Unter Juristinnen und Juristen ist es umstritten, ob die Voraussetzungen für ein Parteiverbot erfüllt wären. „Die AfD ist verfassungsfeindlich, das ist klar. Aber es ist rechtlich herausfordernd zu beweisen, dass die AfD auch verfassungswidrig ist,“ sagte Renate Künast (Grüne) gegenüber CORRECTIV.

Es gebe genug Beweise für Verfassungswidrigkeit, sagt die eine Seite. 17 Staatsrechtlerinnen und Staatsrechtler mit Professuren an deutschen Universitäten attestieren einem Verbotsverfahren gute Erfolgsaussichten.

Das reiche vielleicht noch nicht für ein Parteiverbot, sagt die andere Seite. Der renommierte Verfassungsrechtler Christoph Möllers, der den Bundesrat im Verbotsverfahren gegen die rechtsextreme, inzwischen in „Die Heimat“ umbenannte NPD vertreten hat, sagt offen: Das lasse sich aktuell nicht abschätzen.

Der AfD-Abgeordnete Peter Boehringer nennt die Grundlage für das Gutachten der 17 Verfassungsrechtler und Verfassungsrechtlerinnen im Bundestag „lächerlich“. Weil das AfD-Parteiprogramm „untadelig“ sei, versuche man, die AfD mit Zitaten von Einzelpersonen anzugreifen.

Verfassungsschutzbericht könnte das Verfahren beschleunigen

Über Monate haben die Abgeordneten rund um Marco Wanderwitz (CDU) im Hintergrund für ein Parteiverbotsverfahren geworben. Offiziell in den Bundestag eingebracht wurde der Antrag erst im November. Ein Grund dafür ist, dass die Abgeordneten auf den angekündigten Verfassungsschutzbericht gewartet hatten.
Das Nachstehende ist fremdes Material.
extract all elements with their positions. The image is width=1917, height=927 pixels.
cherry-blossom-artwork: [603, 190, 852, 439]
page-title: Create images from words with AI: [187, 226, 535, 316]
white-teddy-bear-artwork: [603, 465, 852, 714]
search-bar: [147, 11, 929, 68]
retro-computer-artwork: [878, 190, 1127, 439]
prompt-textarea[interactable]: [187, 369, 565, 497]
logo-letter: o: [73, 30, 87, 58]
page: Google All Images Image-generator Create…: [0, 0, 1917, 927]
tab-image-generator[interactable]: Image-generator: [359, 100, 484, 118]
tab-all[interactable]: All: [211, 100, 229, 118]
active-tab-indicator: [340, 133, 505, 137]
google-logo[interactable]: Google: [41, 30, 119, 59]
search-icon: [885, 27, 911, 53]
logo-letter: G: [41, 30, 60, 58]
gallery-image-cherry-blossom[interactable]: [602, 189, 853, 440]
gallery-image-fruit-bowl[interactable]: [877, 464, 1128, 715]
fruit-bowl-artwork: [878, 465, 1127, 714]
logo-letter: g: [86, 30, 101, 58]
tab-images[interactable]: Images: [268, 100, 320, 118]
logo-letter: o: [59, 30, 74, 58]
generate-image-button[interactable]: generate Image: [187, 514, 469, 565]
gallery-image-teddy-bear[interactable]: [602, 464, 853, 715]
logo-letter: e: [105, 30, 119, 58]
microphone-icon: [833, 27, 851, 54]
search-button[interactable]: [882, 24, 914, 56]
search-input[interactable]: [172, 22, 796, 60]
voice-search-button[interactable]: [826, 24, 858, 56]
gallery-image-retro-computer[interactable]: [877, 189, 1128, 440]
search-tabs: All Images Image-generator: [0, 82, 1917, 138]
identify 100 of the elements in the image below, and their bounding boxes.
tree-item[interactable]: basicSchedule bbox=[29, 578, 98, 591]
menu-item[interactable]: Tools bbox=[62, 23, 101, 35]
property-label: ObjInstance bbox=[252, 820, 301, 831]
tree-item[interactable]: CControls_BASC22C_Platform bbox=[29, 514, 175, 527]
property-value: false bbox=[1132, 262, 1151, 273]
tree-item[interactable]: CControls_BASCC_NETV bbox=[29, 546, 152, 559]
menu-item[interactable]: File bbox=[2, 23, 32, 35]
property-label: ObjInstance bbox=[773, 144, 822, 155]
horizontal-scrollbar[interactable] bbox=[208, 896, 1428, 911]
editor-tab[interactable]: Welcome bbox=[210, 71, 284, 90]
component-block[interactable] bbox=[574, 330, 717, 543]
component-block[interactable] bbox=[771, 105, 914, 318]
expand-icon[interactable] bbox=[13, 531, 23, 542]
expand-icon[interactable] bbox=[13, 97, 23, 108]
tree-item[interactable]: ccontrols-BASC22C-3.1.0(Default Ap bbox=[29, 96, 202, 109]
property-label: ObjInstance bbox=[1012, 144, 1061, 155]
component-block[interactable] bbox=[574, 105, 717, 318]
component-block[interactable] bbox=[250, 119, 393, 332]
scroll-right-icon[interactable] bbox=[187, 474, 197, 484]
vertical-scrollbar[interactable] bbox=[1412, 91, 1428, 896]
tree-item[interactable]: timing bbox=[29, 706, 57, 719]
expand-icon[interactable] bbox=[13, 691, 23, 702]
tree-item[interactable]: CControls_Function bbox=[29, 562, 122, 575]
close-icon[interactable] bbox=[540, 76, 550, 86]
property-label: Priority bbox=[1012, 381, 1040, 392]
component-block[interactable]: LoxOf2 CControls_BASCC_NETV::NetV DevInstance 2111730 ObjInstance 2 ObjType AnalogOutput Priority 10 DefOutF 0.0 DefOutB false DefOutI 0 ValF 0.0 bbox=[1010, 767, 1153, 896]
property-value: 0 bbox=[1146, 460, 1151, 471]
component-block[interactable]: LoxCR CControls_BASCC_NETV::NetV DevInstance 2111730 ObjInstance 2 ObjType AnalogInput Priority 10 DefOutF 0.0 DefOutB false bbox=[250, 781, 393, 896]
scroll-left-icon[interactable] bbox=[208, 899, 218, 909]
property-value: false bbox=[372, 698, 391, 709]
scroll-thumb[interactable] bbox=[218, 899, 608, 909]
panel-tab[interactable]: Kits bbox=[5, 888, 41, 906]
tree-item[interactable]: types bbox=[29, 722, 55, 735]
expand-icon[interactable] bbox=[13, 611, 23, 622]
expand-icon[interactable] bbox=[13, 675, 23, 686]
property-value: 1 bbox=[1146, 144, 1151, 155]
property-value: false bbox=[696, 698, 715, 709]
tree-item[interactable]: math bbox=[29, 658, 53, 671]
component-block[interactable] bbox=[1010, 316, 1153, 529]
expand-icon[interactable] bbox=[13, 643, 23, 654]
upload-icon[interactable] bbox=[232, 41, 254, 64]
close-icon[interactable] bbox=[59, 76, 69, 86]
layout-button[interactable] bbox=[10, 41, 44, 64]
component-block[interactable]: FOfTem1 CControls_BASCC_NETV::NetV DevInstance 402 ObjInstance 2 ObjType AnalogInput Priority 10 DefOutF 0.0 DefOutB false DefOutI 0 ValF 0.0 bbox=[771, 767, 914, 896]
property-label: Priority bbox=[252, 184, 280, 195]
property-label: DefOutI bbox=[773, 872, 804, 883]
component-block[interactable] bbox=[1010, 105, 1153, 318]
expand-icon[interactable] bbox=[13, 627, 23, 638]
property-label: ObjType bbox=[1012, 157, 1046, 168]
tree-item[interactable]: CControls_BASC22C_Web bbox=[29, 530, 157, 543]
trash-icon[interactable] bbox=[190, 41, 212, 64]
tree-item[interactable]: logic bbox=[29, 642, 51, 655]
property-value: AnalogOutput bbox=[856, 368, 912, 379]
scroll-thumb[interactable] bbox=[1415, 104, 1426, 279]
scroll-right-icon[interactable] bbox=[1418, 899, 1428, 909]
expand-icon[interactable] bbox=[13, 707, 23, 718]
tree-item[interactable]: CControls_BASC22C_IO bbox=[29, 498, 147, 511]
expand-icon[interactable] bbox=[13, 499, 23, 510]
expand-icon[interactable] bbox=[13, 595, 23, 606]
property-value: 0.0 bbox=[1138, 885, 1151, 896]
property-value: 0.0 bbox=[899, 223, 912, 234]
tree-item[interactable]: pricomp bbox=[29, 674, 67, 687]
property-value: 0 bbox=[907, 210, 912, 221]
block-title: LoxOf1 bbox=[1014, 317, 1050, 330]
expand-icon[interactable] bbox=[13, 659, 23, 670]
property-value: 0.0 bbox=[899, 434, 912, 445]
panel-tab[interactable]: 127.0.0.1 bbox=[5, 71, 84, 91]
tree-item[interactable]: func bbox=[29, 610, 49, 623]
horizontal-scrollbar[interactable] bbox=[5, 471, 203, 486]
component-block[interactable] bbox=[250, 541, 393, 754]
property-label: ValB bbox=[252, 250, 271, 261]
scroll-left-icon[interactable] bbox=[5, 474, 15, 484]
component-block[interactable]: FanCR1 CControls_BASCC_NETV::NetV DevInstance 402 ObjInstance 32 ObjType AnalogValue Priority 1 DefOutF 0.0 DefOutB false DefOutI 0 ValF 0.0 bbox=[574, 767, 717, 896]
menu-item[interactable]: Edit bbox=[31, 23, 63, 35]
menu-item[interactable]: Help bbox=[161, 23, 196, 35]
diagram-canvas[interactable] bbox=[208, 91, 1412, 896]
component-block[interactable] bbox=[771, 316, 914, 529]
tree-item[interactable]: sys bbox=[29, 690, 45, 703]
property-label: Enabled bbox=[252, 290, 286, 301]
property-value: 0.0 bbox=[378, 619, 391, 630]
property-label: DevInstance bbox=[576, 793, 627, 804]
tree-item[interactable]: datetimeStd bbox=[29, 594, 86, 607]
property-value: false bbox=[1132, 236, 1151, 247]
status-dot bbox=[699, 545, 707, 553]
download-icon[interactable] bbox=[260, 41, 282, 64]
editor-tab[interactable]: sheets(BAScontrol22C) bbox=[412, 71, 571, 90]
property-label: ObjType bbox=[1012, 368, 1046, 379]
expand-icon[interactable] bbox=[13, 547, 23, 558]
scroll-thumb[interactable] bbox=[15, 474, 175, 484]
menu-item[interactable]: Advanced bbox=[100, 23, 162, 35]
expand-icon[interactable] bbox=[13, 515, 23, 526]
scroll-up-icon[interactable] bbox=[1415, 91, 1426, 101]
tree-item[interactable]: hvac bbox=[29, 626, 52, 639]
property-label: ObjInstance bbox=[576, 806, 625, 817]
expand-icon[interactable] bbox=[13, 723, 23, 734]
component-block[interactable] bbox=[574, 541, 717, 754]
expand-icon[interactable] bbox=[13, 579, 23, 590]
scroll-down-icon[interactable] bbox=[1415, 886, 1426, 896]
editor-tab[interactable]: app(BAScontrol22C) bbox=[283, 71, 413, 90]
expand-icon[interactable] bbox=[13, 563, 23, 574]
Es galt lange als sehr wahrscheinlich, dass der Verfassungsschutz die AfD auf Bundesebene als „gesichert rechtsextrem“ einstufen und damit eine stärkere Beweislage für ein Verbot schaffen würde. Denn die von den Verfassungsschutzbehörden gesammelten Informationen sind „die wesentliche Grundlage zur Durchführung von Parteiverbotsverfahren“, teilt das Bundesinnenministerium (BMI) auf Nachfrage von CORRECTIV mit. Deshalb würde sich auch das BMI „zuvörderst dieser Erkenntnisquellen“ bedienen.

Es bleibt eine politische Frage, ob man ein Verbotsverfahren möchte oder nicht. Der Prozess könnte mehrere Jahre dauern.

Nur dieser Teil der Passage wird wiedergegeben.